Porém, os dados previamente expostos apenas visavam a área desaparecida, não a ardida. Só em 2017, por via do Instituto da Conservação da Natureza e das Florestas (ICNF), ficou registado que arderam 442.418 hectares de área florestal, ou seja, cerca de 428% superior à média registada entre 2007 e 2016.
Tendo a sociedade Portuguesa se deparado com um ano de tragédias sem precedentes (com especial enfoque para o sucedido em Pedrógão Grande), determinaria o decoro, bem como algum bom-senso, que a nossa estimada classe política se coibisse de fazer qualquer espécie de aproveitamento político. Expectativa frustrada, infelizmente.

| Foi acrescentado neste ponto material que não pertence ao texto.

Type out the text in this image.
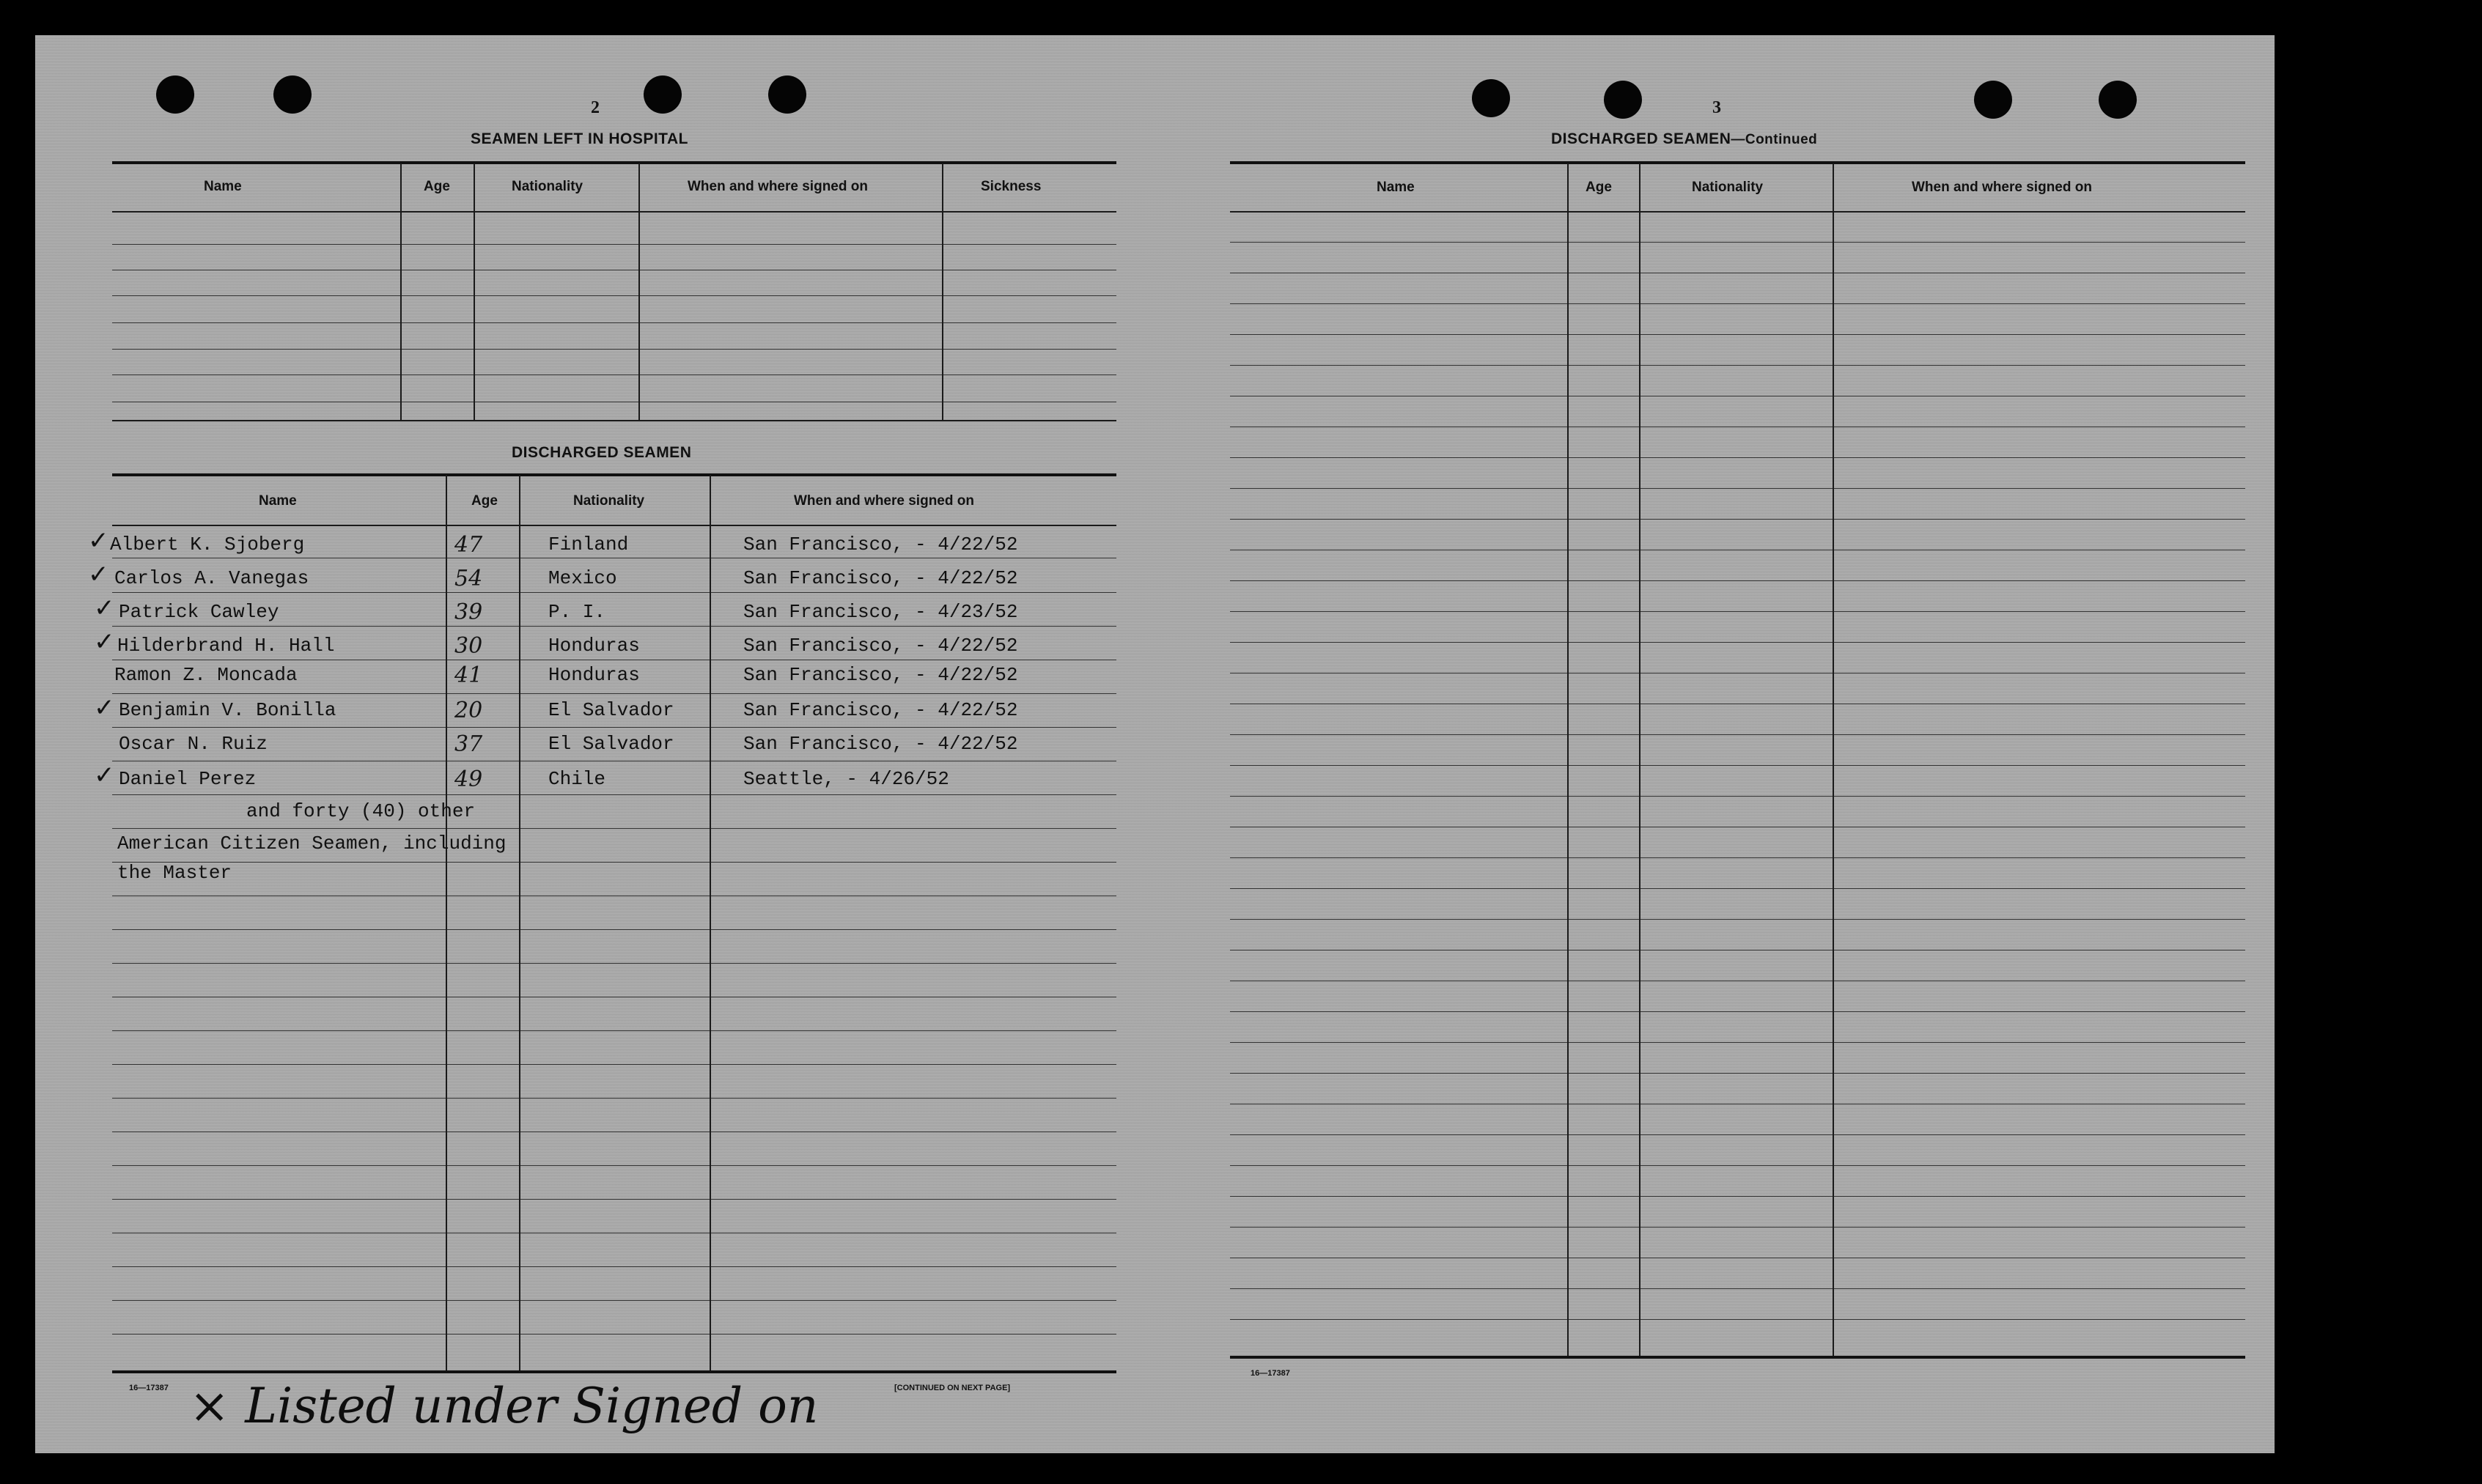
2
SEAMEN LEFT IN HOSPITAL
Name	Age	Nationality	When and where signed on	Sickness
DISCHARGED SEAMEN
Name	Age	Nationality	When and where signed on
✓ Albert K. Sjoberg	47	Finland	San Francisco, - 4/22/52
✓ Carlos A. Vanegas	54	Mexico	San Francisco, - 4/22/52
✓ Patrick Cawley	39	P. I.	San Francisco, - 4/23/52
✓ Hilderbrand H. Hall	30	Honduras	San Francisco, - 4/22/52
Ramon Z. Moncada	41	Honduras	San Francisco, - 4/22/52
✓ Benjamin V. Bonilla	20	El Salvador	San Francisco, - 4/22/52
Oscar N. Ruiz	37	El Salvador	San Francisco, - 4/22/52
✓ Daniel Perez	49	Chile	Seattle, - 4/26/52
and forty (40) other
American Citizen Seamen, including
the Master
16—17387	[CONTINUED ON NEXT PAGE]
× Listed under Signed on
3
DISCHARGED SEAMEN—Continued
Name	Age	Nationality	When and where signed on
16—17387
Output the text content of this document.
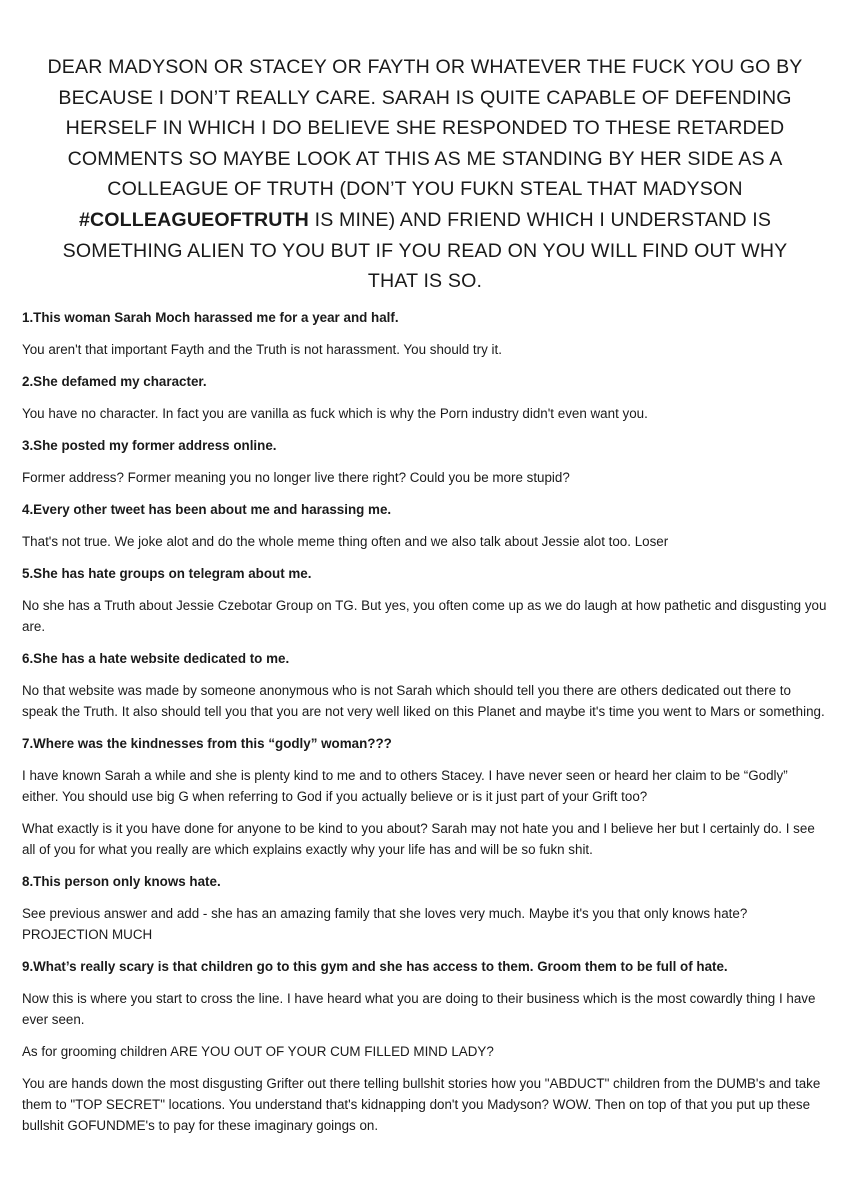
DEAR MADYSON OR STACEY OR FAYTH OR WHATEVER THE FUCK YOU GO BY BECAUSE I DON’T REALLY CARE. SARAH IS QUITE CAPABLE OF DEFENDING HERSELF IN WHICH I DO BELIEVE SHE RESPONDED TO THESE RETARDED COMMENTS SO MAYBE LOOK AT THIS AS ME STANDING BY HER SIDE AS A COLLEAGUE OF TRUTH (DON’T YOU FUKN STEAL THAT MADYSON #COLLEAGUEOFTRUTH IS MINE) AND FRIEND WHICH I UNDERSTAND IS SOMETHING ALIEN TO YOU BUT IF YOU READ ON YOU WILL FIND OUT WHY THAT IS SO.

1.This woman Sarah Moch harassed me for a year and half.

You aren't that important Fayth and the Truth is not harassment. You should try it.

2.She defamed my character.

You have no character. In fact you are vanilla as fuck which is why the Porn industry didn't even want you.

3.She posted my former address online.

Former address? Former meaning you no longer live there right? Could you be more stupid?

4.Every other tweet has been about me and harassing me.

That's not true. We joke alot and do the whole meme thing often and we also talk about Jessie alot too. Loser

5.She has hate groups on telegram about me.

No she has a Truth about Jessie Czebotar Group on TG. But yes, you often come up as we do laugh at how pathetic and disgusting you are.

6.She has a hate website dedicated to me.

No that website was made by someone anonymous who is not Sarah which should tell you there are others dedicated out there to speak the Truth. It also should tell you that you are not very well liked on this Planet and maybe it's time you went to Mars or something.

7.Where was the kindnesses from this “godly” woman???

I have known Sarah a while and she is plenty kind to me and to others Stacey. I have never seen or heard her claim to be “Godly” either. You should use big G when referring to God if you actually believe or is it just part of your Grift too?

What exactly is it you have done for anyone to be kind to you about? Sarah may not hate you and I believe her but I certainly do. I see all of you for what you really are which explains exactly why your life has and will be so fukn shit.

8.This person only knows hate.

See previous answer and add - she has an amazing family that she loves very much. Maybe it's you that only knows hate? PROJECTION MUCH

9.What’s really scary is that children go to this gym and she has access to them. Groom them to be full of hate.

Now this is where you start to cross the line. I have heard what you are doing to their business which is the most cowardly thing I have ever seen.

As for grooming children ARE YOU OUT OF YOUR CUM FILLED MIND LADY?

You are hands down the most disgusting Grifter out there telling bullshit stories how you "ABDUCT" children from the DUMB's and take them to "TOP SECRET" locations. You understand that's kidnapping don't you Madyson? WOW. Then on top of that you put up these bullshit GOFUNDME's to pay for these imaginary goings on.
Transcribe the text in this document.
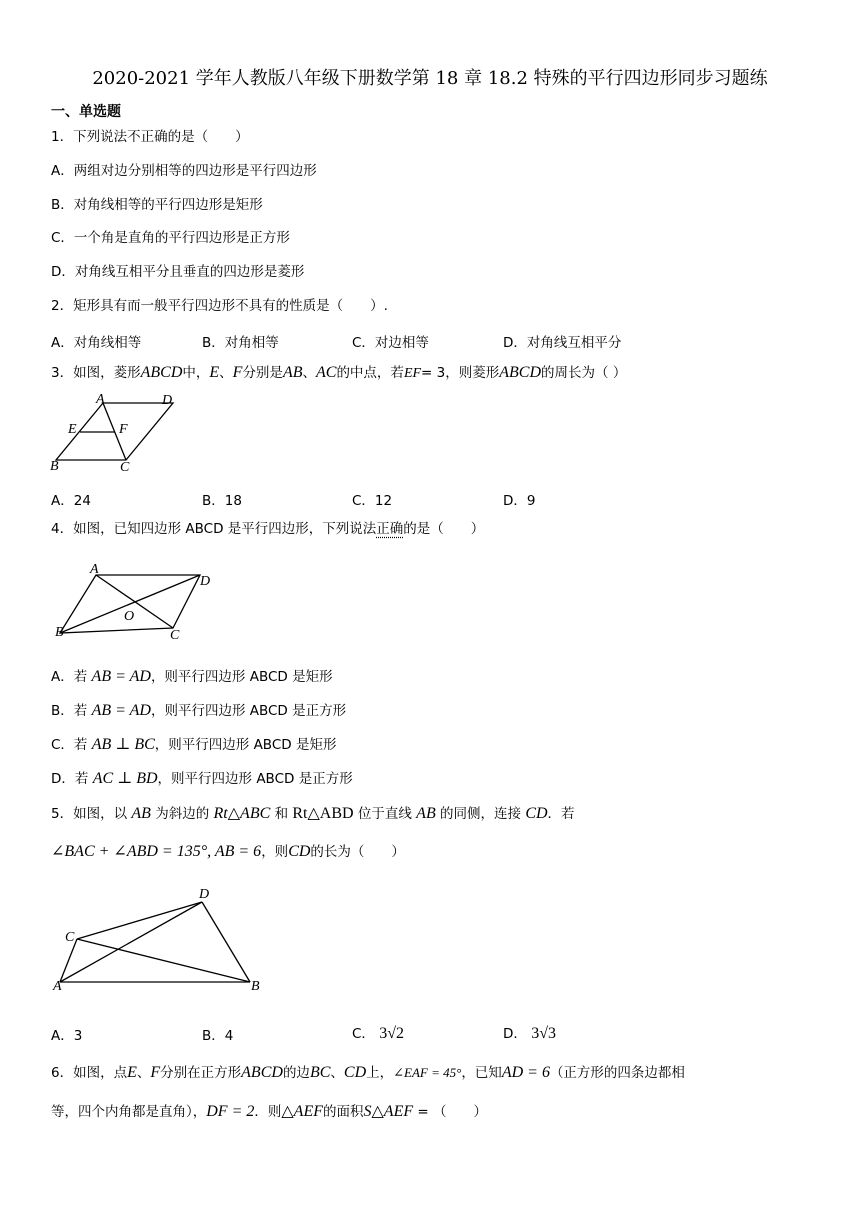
2020-2021 学年人教版八年级下册数学第 18 章 18.2 特殊的平行四边形同步习题练
一、单选题
1．下列说法不正确的是（　　）
A．两组对边分别相等的四边形是平行四边形
B．对角线相等的平行四边形是矩形
C．一个角是直角的平行四边形是正方形
D．对角线互相平分且垂直的四边形是菱形
2．矩形具有而一般平行四边形不具有的性质是（　　）.
A．对角线相等	B．对角相等	C．对边相等	D．对角线互相平分
3．如图，菱形ABCD中，E、F分别是AB、AC的中点，若EF= 3，则菱形ABCD的周长为（ ）
A	D
E	F
B	C
A．24	B．18	C．12	D．9
4．如图，已知四边形 ABCD 是平行四边形，下列说法正确的是（　　）
A
D
O
B	C
A．若 AB = AD，则平行四边形 ABCD 是矩形
B．若 AB = AD，则平行四边形 ABCD 是正方形
C．若 AB ⊥ BC，则平行四边形 ABCD 是矩形
D．若 AC ⊥ BD，则平行四边形 ABCD 是正方形
5．如图，以 AB 为斜边的 Rt△ABC 和 Rt△ABD 位于直线 AB 的同侧，连接 CD．若
∠BAC + ∠ABD = 135°, AB = 6，则CD的长为（　　）
D
C
A	B
A．3	B．4	C． 3√2	D． 3√3
6．如图，点E、F分别在正方形ABCD的边BC、CD上，∠EAF = 45°，已知AD = 6（正方形的四条边都相
等，四个内角都是直角），DF = 2．则△AEF的面积S△AEF = （　　）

Da Esquerda à Direita, poucos foram aqueles que não hesitaram em se desresponsabilizar face ao sucedido, fosse através da clássica acusação de “inação” do XIX Governo Constitucional, do simples facto de não pertencerem ao “arco da governação”, ou do Governo liderado pelo Dr. António Costa não se ter preparado adequadamente para o que já se antecipava como sendo um período invulgar de altas temperaturas.
A verdade, a meu ver, é que a responsabilidade dos eventos do ano corrido se repartem equitativamente por todas as legislaturas dos últimos 15 anos, tendo como ponto de partida os grandes incêndios de 2003, dos quais resultaram cerca de 21 mortes e a perda de 420 mil hectares É claro, existe uma variedade de problemas estruturais face à prevenção de incêndios que remontam a meados e finais do séc. XX, como é exemplo a inexistência de um planeamento do ordenamento florestal, bem como a não profissionalização da carreira de bombeiro. Porém, marco esta data simbólica pela problemática que se deveria ter levantado com tão grave proliferação de chamas: a afectação de recursos hídricos.
O ano de 2003 deveria ter dado início à longa e profunda revisão da gestão do referido recurso, bem como à criação de um plano de contingência no caso de uma seca extrema, à semelhança daquela que afecta a Cidade do Cabo, na África do Sul, há já 10 anos. É certo que, neste momento, tanto eu como o estimado leitor não anteveríamos uma solução para tamanha calamidade caso ela sucedesse neste momento. Posto isto, creio que a resposta estará lá fora, mais concretamente, fora do perímetro de Portugal continental.
A Região Autónoma da Madeira, há já 40 anos, lançou um concurso público internacional com vista à criação, na ilha do Porto Santo, de uma central de dessalinização da água do mar. Numa área de difícil acesso a água potável, a criação da central tornara-se a única forma de sustentar a então população de 4000 habitantes. No entanto, como é que se realiza a dessalinização da água? Ainda que existam vários métodos, o mais utilizado tem o nome de “osmose inversa”, um processo que envolve a extração de água salgada e consequente exerção de força com bombas de alta de pressão, as quais forçam a água a passar por membranas semipermeáveis que retêm as impurezas da mesma, possibilitando o seu uso para consumo humano.
Actualmente, a Central Dessalinizadora do Porto Santo produz cerca de 6.900 m3/dia de água potável para um total de 5000 habitantes, sendo a única da sua espécie a existir em território Português. Contudo, esta é uma mera amostra das potencialidades desta tecnologia e da forma como poderá suprimir potenciais secas no futuro. O Estado de Israel, com uma população total de quase 9 milhões, sustenta 55% da sua população através da dessalinização. Numa das regiões mais áridas do planeta, os desenvolvimentos tecnológicos potenciados pelo Zuckerberg Institute for Water Research permitem que Israel extraia 600 milhões de m3 de água por ano, impedindo desastres ecológicos como o que se ia sucedendo com a imparável extração do Mar da Galileia. De destacar, sem dúvida, será a central de Sorek, em Tel Aviv, que extrai 624.000 m3/dia de água do Mar Mediterrâneo, com um custo de 48 cêntimos por cada mil litros de água potável.
A necessidade de implementar esta tecnologia em Portugal começa a tornar-se, a cada ano, mais crucial. A contínua desertificação do país irá continuar a potenciar fenómenos de seca extrema, perda de biodiversidade e extinção de espécies. Aliás, negligenciar as necessidades básicas do povo a longo prazo, exceptuando quando a troco de aprovações eleitorais de quatro em quatro anos, eventualmente levará à morte de milhares de Portugueses. A questão é: será que os nossos governantes ouvirão a mensagem?